Hackers dissect Palm Pre, webOS
A week after the release of the Palm Pre, hackers are eagerly dissecting and sifting through the webOS software that powers it.
[ Related reading: Palm Pre vs. Apple iPhone: How they stack up ]
It’s unclear at this point how Palm (and in some cases Sprint) will respond. Over the weekend, Palm reportedly asked one developer forum to end discussions of how to hack the phone so a notebook PC could connect to it, via USB cable or wireless, and use the Pre as a cellular modem.
The Web site, Pre Dev Wiki, announced it had been “politely cautioned by Palm (in private, and not by any legal team)” that tethering talk would likely spark complaints from Sprint, the Pre’s sole U.S. carrier. Palm then “would be forced to react against the people running the IRC channel and this wiki.”
The post triggered a wave of online speculation, as developers read different meanings into it. PC World’s Ian Paul sees the mild language as evidence of Palm being friendly. Yet Nick Marshall, at Cell Fanatic, sees the same caution as proof that Palm “will be aggressively combating any WebOS hacking.”
Palm has not yet responded to a Network World inquiry about this event, or about the company’s stance with regard to webOS hacking in general.
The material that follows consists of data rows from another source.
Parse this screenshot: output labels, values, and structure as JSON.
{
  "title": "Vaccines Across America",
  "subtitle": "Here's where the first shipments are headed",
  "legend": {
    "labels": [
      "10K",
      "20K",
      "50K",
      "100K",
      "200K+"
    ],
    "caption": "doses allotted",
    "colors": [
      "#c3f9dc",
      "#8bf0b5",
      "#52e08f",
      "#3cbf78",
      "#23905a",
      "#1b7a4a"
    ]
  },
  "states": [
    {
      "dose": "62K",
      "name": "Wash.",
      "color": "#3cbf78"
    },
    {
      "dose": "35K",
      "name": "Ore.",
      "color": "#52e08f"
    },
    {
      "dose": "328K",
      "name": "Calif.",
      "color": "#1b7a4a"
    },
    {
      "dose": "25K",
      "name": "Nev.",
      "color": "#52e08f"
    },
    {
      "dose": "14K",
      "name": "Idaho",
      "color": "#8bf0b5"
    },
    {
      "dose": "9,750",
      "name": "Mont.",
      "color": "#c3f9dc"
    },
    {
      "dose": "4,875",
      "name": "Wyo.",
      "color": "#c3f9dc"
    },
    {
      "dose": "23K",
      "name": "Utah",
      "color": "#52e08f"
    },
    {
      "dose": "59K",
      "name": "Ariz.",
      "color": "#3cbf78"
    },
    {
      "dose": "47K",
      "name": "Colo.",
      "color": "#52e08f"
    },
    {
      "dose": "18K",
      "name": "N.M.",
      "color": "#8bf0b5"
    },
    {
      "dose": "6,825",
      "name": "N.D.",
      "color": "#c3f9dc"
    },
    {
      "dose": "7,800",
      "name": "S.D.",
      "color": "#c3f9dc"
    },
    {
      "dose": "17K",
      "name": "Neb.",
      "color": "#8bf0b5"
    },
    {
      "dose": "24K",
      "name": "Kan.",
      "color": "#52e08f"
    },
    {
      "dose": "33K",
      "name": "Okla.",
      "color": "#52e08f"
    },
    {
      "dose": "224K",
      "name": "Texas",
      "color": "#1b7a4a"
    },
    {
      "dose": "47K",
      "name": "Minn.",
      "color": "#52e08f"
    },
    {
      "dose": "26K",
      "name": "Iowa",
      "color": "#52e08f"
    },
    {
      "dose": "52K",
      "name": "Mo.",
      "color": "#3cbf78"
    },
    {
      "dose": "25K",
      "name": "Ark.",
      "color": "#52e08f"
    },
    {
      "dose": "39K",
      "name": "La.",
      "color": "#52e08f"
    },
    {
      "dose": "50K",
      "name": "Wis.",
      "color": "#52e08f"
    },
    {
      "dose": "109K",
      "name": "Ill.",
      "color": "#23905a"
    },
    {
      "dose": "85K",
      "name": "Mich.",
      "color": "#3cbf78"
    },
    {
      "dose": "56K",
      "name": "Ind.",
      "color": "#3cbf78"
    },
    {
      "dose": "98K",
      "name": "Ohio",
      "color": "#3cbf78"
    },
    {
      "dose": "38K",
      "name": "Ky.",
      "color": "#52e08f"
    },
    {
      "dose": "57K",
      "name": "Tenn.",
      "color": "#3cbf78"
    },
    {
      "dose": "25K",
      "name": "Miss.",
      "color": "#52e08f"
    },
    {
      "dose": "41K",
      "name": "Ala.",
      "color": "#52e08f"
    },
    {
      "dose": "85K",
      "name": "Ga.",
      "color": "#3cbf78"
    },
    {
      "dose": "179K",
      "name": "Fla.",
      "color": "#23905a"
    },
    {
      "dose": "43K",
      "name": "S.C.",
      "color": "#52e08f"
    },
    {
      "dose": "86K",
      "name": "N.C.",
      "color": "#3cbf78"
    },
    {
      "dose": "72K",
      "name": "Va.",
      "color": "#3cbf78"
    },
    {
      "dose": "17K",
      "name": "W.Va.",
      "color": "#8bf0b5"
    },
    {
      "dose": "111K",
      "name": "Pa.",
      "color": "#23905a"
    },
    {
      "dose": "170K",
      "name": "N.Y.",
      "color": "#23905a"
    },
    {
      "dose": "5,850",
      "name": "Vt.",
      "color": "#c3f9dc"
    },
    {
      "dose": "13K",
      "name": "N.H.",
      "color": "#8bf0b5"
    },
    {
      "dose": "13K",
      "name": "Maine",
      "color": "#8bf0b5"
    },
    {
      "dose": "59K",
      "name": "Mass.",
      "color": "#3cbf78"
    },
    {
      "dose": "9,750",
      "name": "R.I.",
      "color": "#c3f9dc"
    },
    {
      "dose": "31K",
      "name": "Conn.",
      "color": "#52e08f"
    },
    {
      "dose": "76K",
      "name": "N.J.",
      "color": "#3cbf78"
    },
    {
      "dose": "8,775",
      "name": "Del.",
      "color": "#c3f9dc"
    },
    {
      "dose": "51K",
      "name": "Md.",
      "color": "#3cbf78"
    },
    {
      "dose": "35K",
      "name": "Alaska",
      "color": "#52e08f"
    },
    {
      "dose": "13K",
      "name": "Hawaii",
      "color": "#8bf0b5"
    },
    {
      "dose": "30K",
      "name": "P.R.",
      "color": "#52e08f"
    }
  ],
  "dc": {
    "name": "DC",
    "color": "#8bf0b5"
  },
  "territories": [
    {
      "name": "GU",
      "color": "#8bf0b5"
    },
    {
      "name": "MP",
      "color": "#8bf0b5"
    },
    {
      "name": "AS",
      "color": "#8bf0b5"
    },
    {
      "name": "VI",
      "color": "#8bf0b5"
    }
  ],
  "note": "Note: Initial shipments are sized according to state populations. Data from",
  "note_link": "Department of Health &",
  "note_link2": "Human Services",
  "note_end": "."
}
Palm seems to be making webOS updates mandatory, through automatic background downloads and a requirement that they be installed within a week of the download (apparently the phone can install the updates automatically after that), according to Nilay Patel at Engadet, who referenced Palm support documents. “Sure, we can understand why Palm would want all of its devices to be updated, and we know that a lot of webOS system foundations are in flux while the Mojo SDK is being finalized, but forced updates seem extremely heavy-handed to us,” he writes.